Cette fraternité pouvait se manifester dans des activités culturelles ou de soutien à des êtres humains qui souffrent. Revenant sur ce point, Antoine Blanca soulignera par exemple en 1997 sa « générosité naturelle, discrète et sans faille » (L’OURS, janvier 1997, hommage à Claude Fuzier).

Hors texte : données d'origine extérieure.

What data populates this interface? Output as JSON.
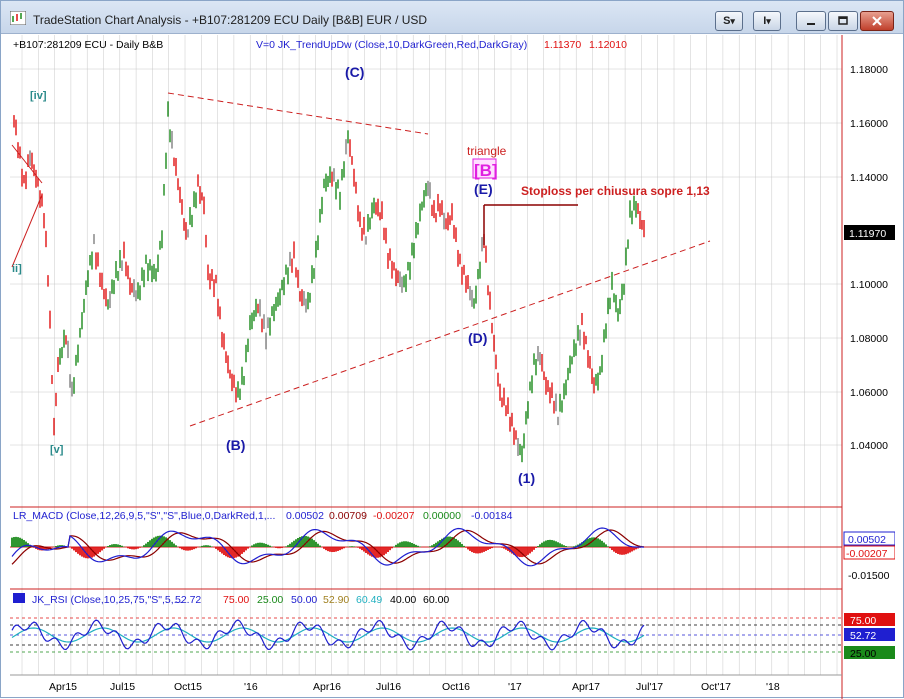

Mais l’homme était aussi un politique, entendant toujours retenir des faits, de la vie, des enseignements pour l’action et pour l’avenir. Il le faisait sans nuances, car il avait
compris que la politique n’est pas l’art des nuances. Redonnons-lui la parole, à ce niveau du débat. Il a déclaré en 1983, au colloque de l’OURS sur le Chili : « Les nuances sont un luxe que s’offrent les hommes politiques dans les périodes où les choses vont ni trop mal ni trop bien. Lorsque l’histoire tranche, elle tranche sans nuance ». L’histoire a tranché en septembre 1973 au Chili. Mais Claude Fuzier a entendu en tirer ce qui pour lui étaient les vraies leçons, pour mieux préparer les chances du socialisme, mesurant l’action socialiste sur le long terme. Il l’a fait sans nuance certes, il n’a pas été entendu : là est la réalité. Il ne pouvait que l’entériner, tout en continuer à agir.